Köln – Es war ein Gewaltexzess in einer Souterrain-Wohnung in Neuehrenfeld. Im Streit mit einem Nachbarn zog der Bewohner diesem eine Weinflasche über den Kopf, schlug und trat auf den Mann ein. Und deckte ihn danach mit einer Gardine zu, Hilfe holte er nicht. Das Opfer überlebte, befindet sich im Wachkoma. Nun könnte der Täter vor dem Landgericht sogar einen Freispruch bekommen.

Kölner Landgericht sah vorsätzlichen Vollrausch

Der Fall wurde im vergangenen Jahr schon einmal verhandelt. Damals entschied der Vorsitzende Richter Jörg Michael Bern aufgrund des Drogenkonsums des Täters auf Schuldunfähigkeit, verurteilte den Angeklagten aber gleichzeitig wegen vorsätzlichen Vollrausches zu einer Haftstrafe von drei Jahren und neun Monaten. Diese Entscheidung hat der Bundesgerichtshof (BGH) jüngst kassiert.

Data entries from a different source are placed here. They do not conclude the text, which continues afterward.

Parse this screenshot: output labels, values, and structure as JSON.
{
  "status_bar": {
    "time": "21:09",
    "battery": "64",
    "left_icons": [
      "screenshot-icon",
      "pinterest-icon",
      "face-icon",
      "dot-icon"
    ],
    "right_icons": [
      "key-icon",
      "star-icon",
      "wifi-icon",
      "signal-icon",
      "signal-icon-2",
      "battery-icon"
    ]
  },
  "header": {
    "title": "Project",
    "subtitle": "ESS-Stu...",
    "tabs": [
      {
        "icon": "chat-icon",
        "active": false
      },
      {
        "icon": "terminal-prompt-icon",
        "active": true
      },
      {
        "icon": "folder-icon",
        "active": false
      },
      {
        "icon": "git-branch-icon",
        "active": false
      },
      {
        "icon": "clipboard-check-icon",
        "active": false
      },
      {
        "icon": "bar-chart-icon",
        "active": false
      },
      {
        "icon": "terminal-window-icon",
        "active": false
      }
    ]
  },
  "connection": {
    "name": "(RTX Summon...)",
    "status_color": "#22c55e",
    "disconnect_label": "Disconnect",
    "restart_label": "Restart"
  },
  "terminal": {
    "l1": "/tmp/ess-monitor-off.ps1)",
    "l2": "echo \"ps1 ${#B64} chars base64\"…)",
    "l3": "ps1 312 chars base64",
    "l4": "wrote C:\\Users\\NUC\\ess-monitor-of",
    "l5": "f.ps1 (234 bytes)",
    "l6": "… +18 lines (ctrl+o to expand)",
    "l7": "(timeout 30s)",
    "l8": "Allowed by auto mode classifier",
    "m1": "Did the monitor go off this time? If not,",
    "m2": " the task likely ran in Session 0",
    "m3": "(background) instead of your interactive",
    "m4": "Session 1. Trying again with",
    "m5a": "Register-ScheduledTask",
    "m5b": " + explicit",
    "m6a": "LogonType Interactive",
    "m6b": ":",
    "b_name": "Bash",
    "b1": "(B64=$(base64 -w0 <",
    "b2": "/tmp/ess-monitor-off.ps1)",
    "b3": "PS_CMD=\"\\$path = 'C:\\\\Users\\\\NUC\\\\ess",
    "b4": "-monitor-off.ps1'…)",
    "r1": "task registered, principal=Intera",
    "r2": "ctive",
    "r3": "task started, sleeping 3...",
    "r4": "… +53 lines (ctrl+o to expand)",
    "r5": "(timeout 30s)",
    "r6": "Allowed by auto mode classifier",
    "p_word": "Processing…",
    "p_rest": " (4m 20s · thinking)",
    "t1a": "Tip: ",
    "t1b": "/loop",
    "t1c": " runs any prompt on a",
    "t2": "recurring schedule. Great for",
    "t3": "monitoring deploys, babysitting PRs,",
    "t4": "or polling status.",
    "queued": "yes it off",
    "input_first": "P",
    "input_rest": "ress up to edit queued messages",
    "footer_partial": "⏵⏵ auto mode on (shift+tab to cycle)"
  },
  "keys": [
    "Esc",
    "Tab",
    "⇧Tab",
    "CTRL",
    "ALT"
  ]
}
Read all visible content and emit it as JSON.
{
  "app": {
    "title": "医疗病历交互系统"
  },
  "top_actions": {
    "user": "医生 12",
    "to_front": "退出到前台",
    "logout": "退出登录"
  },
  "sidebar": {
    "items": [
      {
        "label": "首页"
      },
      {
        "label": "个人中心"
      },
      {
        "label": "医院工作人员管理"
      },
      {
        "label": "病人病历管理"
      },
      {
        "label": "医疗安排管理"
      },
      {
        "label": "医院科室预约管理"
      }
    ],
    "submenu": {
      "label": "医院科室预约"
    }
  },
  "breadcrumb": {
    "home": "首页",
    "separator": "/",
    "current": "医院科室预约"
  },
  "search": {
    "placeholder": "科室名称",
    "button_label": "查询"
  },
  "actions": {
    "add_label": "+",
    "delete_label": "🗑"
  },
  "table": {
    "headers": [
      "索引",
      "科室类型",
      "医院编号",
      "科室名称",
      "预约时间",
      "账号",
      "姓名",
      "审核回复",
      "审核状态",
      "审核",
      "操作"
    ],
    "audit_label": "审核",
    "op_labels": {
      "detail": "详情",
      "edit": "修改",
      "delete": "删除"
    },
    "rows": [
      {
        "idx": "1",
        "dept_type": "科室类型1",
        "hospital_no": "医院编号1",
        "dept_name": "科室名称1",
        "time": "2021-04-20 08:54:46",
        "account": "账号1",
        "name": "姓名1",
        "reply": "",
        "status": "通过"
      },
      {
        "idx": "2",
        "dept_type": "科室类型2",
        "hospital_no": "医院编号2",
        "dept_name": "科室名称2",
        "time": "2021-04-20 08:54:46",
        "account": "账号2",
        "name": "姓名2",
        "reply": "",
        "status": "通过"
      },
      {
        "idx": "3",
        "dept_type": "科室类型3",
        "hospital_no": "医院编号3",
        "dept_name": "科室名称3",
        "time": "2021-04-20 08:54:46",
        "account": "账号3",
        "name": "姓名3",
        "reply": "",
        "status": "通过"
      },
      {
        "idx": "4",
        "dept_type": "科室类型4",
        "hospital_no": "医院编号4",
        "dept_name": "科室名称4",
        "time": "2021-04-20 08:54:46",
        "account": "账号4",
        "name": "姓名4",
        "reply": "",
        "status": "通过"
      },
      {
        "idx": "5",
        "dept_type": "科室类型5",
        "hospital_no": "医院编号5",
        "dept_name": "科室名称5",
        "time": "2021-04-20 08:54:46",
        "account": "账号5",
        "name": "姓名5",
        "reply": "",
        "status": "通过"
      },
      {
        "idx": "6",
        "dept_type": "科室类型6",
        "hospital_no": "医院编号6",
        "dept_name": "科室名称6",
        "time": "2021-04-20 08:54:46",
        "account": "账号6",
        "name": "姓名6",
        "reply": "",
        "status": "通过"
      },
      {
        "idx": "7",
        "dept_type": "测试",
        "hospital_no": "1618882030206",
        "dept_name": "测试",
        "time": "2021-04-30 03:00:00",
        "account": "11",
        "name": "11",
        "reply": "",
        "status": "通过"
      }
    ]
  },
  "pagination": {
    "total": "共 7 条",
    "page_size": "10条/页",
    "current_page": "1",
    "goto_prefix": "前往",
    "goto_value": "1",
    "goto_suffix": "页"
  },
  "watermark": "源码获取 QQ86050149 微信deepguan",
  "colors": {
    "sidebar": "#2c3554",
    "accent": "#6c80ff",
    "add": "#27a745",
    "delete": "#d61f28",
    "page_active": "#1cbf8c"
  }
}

In einem neuen Prozess, der am Freitag startete, muss die Drogenthematik nach Hinweis des BGH noch einmal neu beleuchtet werden. Im alten Urteil sei nämlich nicht ausreichend begründet worden, warum der Angeklagte davon ausgehen konnte, sich durch seinen vorherigen Kokainkonsum in einen Rauschzustand versetzt, der etwa sein Hemmungsvermögen erheblich vermindert.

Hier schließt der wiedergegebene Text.